Japan Abe's cabinet to approve US$130b in fiscal steps to boost growth

Published Tue, Aug 2, 2016 · 02:42 AM

[TOKYO] Japanese Prime Minister Shinzo Abe's cabinet is set to approve on Tuesday 13.5 trillion yen (S$177.4 billion) in fiscal steps as part of efforts to revive the flagging economy with cash payouts to low-income earners and infrastructure spending.

The package is expected to include 7.5 trillion yen in spending by the national and local governments, and earmarks 6 trillion yen from the Fiscal Investment and Loan Programme, which is not included in the government's general budget.

"We compiled today a strong economic package draft aimed at carrying out investment for the future.
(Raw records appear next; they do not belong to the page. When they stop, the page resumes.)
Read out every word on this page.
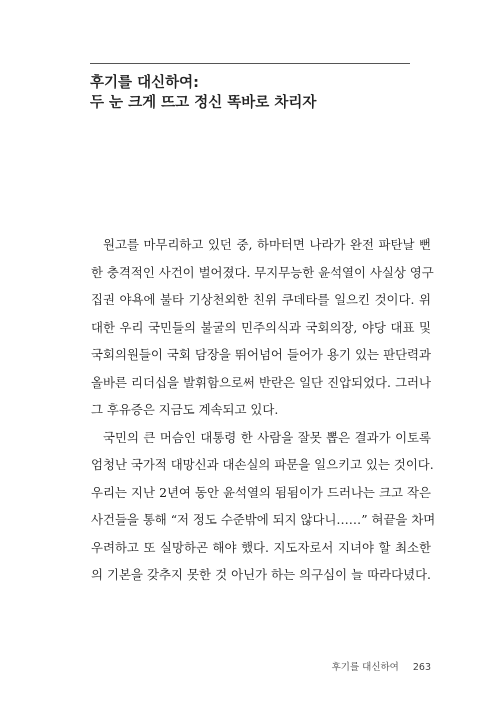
후기를 대신하여:
두 눈 크게 뜨고 정신 똑바로 차리자
원고를 마무리하고 있던 중, 하마터면 나라가 완전 파탄날 뻔
한 충격적인 사건이 벌어졌다. 무지무능한 윤석열이 사실상 영구
집권 야욕에 불타 기상천외한 친위 쿠데타를 일으킨 것이다. 위
대한 우리 국민들의 불굴의 민주의식과 국회의장, 야당 대표 및
국회의원들이 국회 담장을 뛰어넘어 들어가 용기 있는 판단력과
올바른 리더십을 발휘함으로써 반란은 일단 진압되었다. 그러나
그 후유증은 지금도 계속되고 있다.
국민의 큰 머슴인 대통령 한 사람을 잘못 뽑은 결과가 이토록
엄청난 국가적 대망신과 대손실의 파문을 일으키고 있는 것이다.
우리는 지난 2년여 동안 윤석열의 됨됨이가 드러나는 크고 작은
사건들을 통해 “저 정도 수준밖에 되지 않다니……” 혀끝을 차며
우려하고 또 실망하곤 해야 했다. 지도자로서 지녀야 할 최소한
의 기본을 갖추지 못한 것 아닌가 하는 의구심이 늘 따라다녔다.
후기를 대신하여 263
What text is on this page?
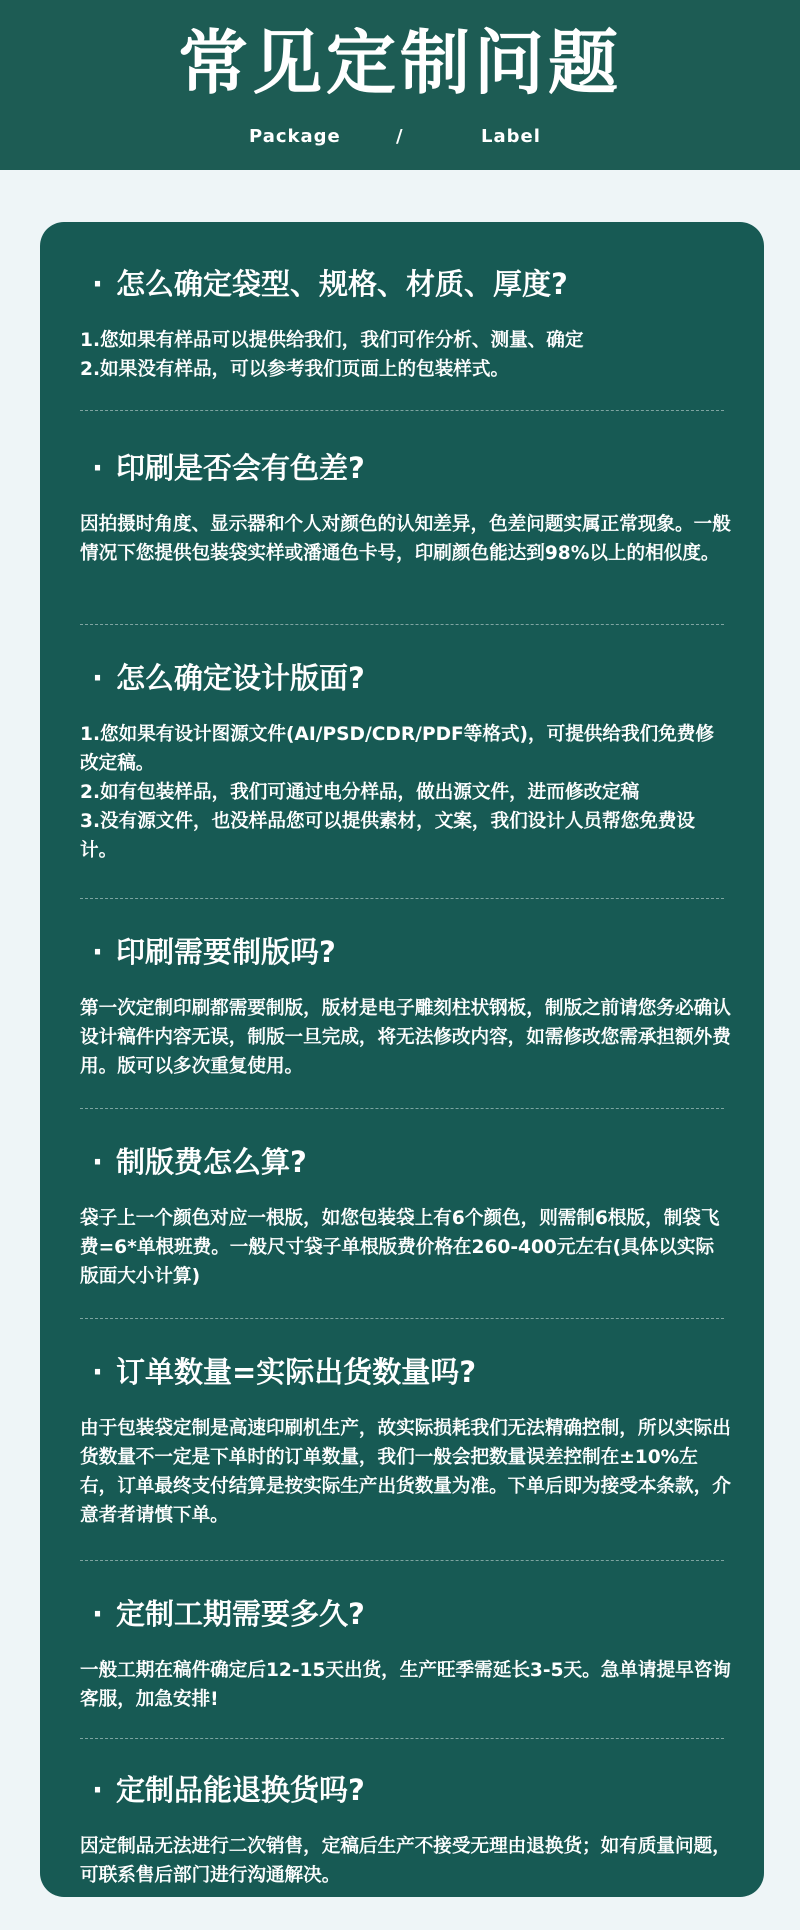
常见定制问题
Package	/	Label
· 怎么确定袋型、规格、材质、厚度?

1.您如果有样品可以提供给我们，我们可作分析、测量、确定

2.如果没有样品，可以参考我们页面上的包装样式。

· 印刷是否会有色差?

因拍摄时角度、显示器和个人对颜色的认知差异，色差问题实属正常现象。一般情况下您提供包装袋实样或潘通色卡号，印刷颜色能达到98%以上的相似度。

· 怎么确定设计版面?

1.您如果有设计图源文件(AI/PSD/CDR/PDF等格式)，可提供给我们免费修改定稿。

2.如有包装样品，我们可通过电分样品，做出源文件，进而修改定稿

3.没有源文件，也没样品您可以提供素材，文案，我们设计人员帮您免费设计。

· 印刷需要制版吗?

第一次定制印刷都需要制版，版材是电子雕刻柱状钢板，制版之前请您务必确认设计稿件内容无误，制版一旦完成，将无法修改内容，如需修改您需承担额外费用。版可以多次重复使用。

· 制版费怎么算?

袋子上一个颜色对应一根版，如您包装袋上有6个颜色，则需制6根版，制袋飞费=6*单根班费。一般尺寸袋子单根版费价格在260-400元左右(具体以实际版面大小计算)

· 订单数量=实际出货数量吗?

由于包装袋定制是高速印刷机生产，故实际损耗我们无法精确控制，所以实际出货数量不一定是下单时的订单数量，我们一般会把数量误差控制在±10%左右，订单最终支付结算是按实际生产出货数量为准。下单后即为接受本条款，介意者者请慎下单。

· 定制工期需要多久?

一般工期在稿件确定后12-15天出货，生产旺季需延长3-5天。急单请提早咨询客服，加急安排!

· 定制品能退换货吗?

因定制品无法进行二次销售，定稿后生产不接受无理由退换货；如有质量问题，可联系售后部门进行沟通解决。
With this package, we'll proceed to not just stimulate demand but also achieve sustainable economic growth led by private demand," Mr Abe told a meeting of cabinet ministers and ruling party executives on Tuesday morning.

The headline figure for the package - which includes public-private partnerships and other amounts that are not direct government outlays and thus may not give an immediate boost to growth - is expected to come to 28.1 trillion yen.

Mr Abe ordered his government last month to craft a stimulus plan to revive an economy dogged by weak consumption, despite three years of his "Abenomics" mix of extremely accommodative monetary policy, flexible spending and structural reform promises.

The package comes days after the Bank of Japan eased policy again and announced a plan to review its monetary stimulus programme in September, which has kept alive expectations for "helicopter money", printing money for government debt.

The expected appointment of Toshihiro Nikai, an advocate of big public works spending, to the No. 2 post of Mr Abe's ruling party in tandem with a cabinet reshuffle on Wednesday, underscores Mr Abe's shift toward his "second arrow" of fiscal policy amid concerns monetary easing is reaching its limits.

Precisely how the spending will be financed is unclear, although the government is considering issuing construction bonds. The stress on fiscal steps is raising doubts about Japan's ability to fix massive debt.

SMBC Nikko Securities' analysts expect the economic package will push up real GDP growth by just 0.4 percentage point this fiscal year to March 2017 and 0.04 percentage point next year.

"As effects of public works and cash payouts fade later in fiscal 2017, Japan will likely face a fiscal cliff," said Koya Miyamae, senior economist at SMBC Nikko Securities, referring to the contraction in spending after the package wears off.

"To prevent a fiscal cliff, the government will likely repeat large-scale stimulus. Considering that a general election must be held by late 2018, direct government spending would become larger, which could further delay Japan's fiscal consolidation goal."